Trump'ın görev süresinin son yılında ABD’nin İran Özel Temsilcisi olarak görev yapan Elliott Abrams, VOA Farsça’ya, Biden'ın ABD tarafından incelenmiş bazı İranlılar’ın vize başvurularını kabul etmeye devam etme ve bunun dışındaki İranlılar’ı kabul etmeme konusunda önceki başkanların politikalarını sürdürme kararını desteklediğini söyledi.
Abrams, "İranlı öğrencilerin genel olarak ABD’de eğitim görmesini sağlamanın iyi bir fikir olduğunu düşünüyorum. Bizim kavgamız İran halkıyla değil, İran'ı yöneten gaddar rejimle. İran halkının yanındayız’’ diye konuştu.

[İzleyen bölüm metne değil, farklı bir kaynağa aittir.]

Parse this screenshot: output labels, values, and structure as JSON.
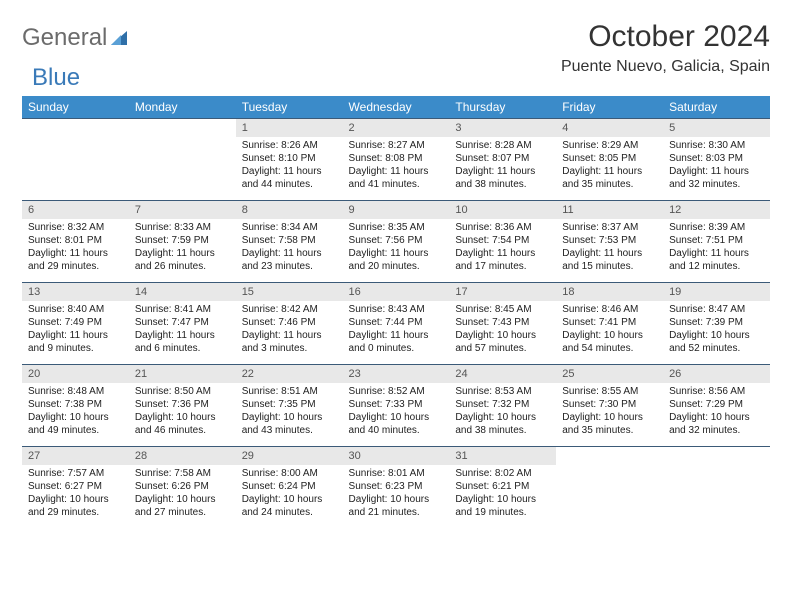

Ancak Abrams, Trump yönetimi sırasında başvuranın sosyal medya hesaplarının araştırılmasını içeren vize başvurusu inceleme tekniğini aşamalı olarak kaldırmaması konusunda da Biden’ı uyardı. Biden, sosyal medya hesaplarının tespit edilmesinin, güvenlik taramaları ve incelemelerine anlamlı bir katkısı olup-olmadığının değerlendirilmesini talep etmişti.
Abrams, "Sosyal medya paylaşımları, bir bireyin kamusal alandaki bir iletişim biçimidir. İran vizesi başvurusunda bulunan bir kişinin gönderisi Irak'taki Amerikan üslerine yönelik saldırıları alkışlıyorsa, bunu bilmek istemez miydiniz?’’ ifadelerini kullandı.
Costello da bazı sosyal medya taramalarının Biden yönetiminin incelemesinden sonra da uygulamada kalmasını beklediğini söyledi. Ancak, sosyal medya incelemesini yürütenlerin, normalde Amerikalılar’ın ifade özgürlüğü olarak değerlendireceği bir gönderi için birini hedef almamasının nasıl sağlanacağının önemli bir sorun olduğuna dikkat çekti.